Plastic bottles can be made from a variety of thermoplastic resins. Each resin contains properties which complement its end use. The popular resins from which bottles are molded are: the Polyolefins (LDPE, HDPE, PP, etc.); Vinyl (PVC); Polyester (PET and PETG); and Styrenics (PS and SAN).
The untreated surface of bottles manufactured from Polyolefins does not attract and hold inks, adhesives, decorative, or protective coatings. The surface must be altered to make it receptive to labeling or decorating.
The surface can be altered to obtain bonding of adhesive or other decorative materials by treating it with a flame or electronically via Corona-Discharge. The treatment methods only modify an extremely thin layer of the surface. Non-Polyolefins (PVC, PET, PETG, PS, and SAN) do not need to be treated for bonding or adhesion.
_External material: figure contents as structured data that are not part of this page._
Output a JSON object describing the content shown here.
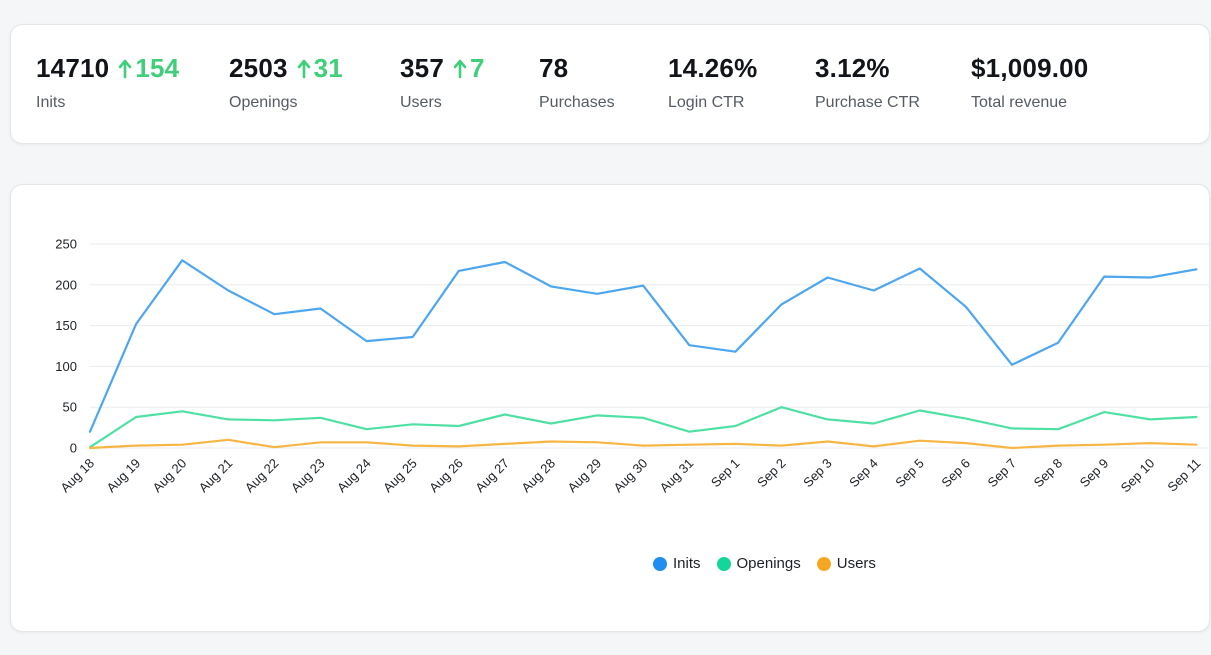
{
  "colors": {
    "positive": "#3fcf7a",
    "inits": "#4da6ee",
    "openings": "#4fe0a4",
    "users": "#f7b644",
    "legend_inits": "#1f8ef1",
    "legend_openings": "#12d69a",
    "legend_users": "#f5a623"
  },
  "stats": [
    {
      "value": "14710",
      "change": "154",
      "label": "Inits"
    },
    {
      "value": "2503",
      "change": "31",
      "label": "Openings"
    },
    {
      "value": "357",
      "change": "7",
      "label": "Users"
    },
    {
      "value": "78",
      "change": "",
      "label": "Purchases"
    },
    {
      "value": "14.26%",
      "change": "",
      "label": "Login CTR"
    },
    {
      "value": "3.12%",
      "change": "",
      "label": "Purchase CTR"
    },
    {
      "value": "$1,009.00",
      "change": "",
      "label": "Total revenue"
    }
  ],
  "chart_data": {
    "type": "line",
    "categories": [
      "Aug 18",
      "Aug 19",
      "Aug 20",
      "Aug 21",
      "Aug 22",
      "Aug 23",
      "Aug 24",
      "Aug 25",
      "Aug 26",
      "Aug 27",
      "Aug 28",
      "Aug 29",
      "Aug 30",
      "Aug 31",
      "Sep 1",
      "Sep 2",
      "Sep 3",
      "Sep 4",
      "Sep 5",
      "Sep 6",
      "Sep 7",
      "Sep 8",
      "Sep 9",
      "Sep 10",
      "Sep 11"
    ],
    "series": [
      {
        "name": "Inits",
        "values": [
          20,
          152,
          230,
          193,
          164,
          171,
          131,
          136,
          217,
          228,
          198,
          189,
          199,
          126,
          118,
          176,
          209,
          193,
          220,
          173,
          102,
          129,
          210,
          209,
          219
        ]
      },
      {
        "name": "Openings",
        "values": [
          1,
          38,
          45,
          35,
          34,
          37,
          23,
          29,
          27,
          41,
          30,
          40,
          37,
          20,
          27,
          50,
          35,
          30,
          46,
          36,
          24,
          23,
          44,
          35,
          38
        ]
      },
      {
        "name": "Users",
        "values": [
          0,
          3,
          4,
          10,
          1,
          7,
          7,
          3,
          2,
          5,
          8,
          7,
          3,
          4,
          5,
          3,
          8,
          2,
          9,
          6,
          0,
          3,
          4,
          6,
          4
        ]
      }
    ],
    "ylim": [
      0,
      250
    ],
    "yticks": [
      0,
      50,
      100,
      150,
      200,
      250
    ],
    "grid": true,
    "legend": "bottom-center"
  }
}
Flame Treating is the most commonly used means of rendering a molded bottle surface receptive to suitable inks, paints, etc. In this method, a hot oxidizing flame (2000 degrees to 5000 degrees) is applied directly to the intended label or decorated area. Both exposure time and burner set up are important to insure good label and decorating adhesion.
Electronic Corona-Discharge Surface Treating may be utilized to make a Polyolefin bottle surface conducive to labeling and decorating. In this method, the bottles are moved through a high-frequency "bombardment" of high voltage sparks.
Fluoro Prep surface enhancement that increases adhesion properties and wetability of plastic, is an application that improves paint and ink adhesion on items ranging from small containers such as mascara tubes to large handle ware packages. The dyne level resulting from this surface enhancement application is as good as or better than that of flame treatment and Corona Discharge methods.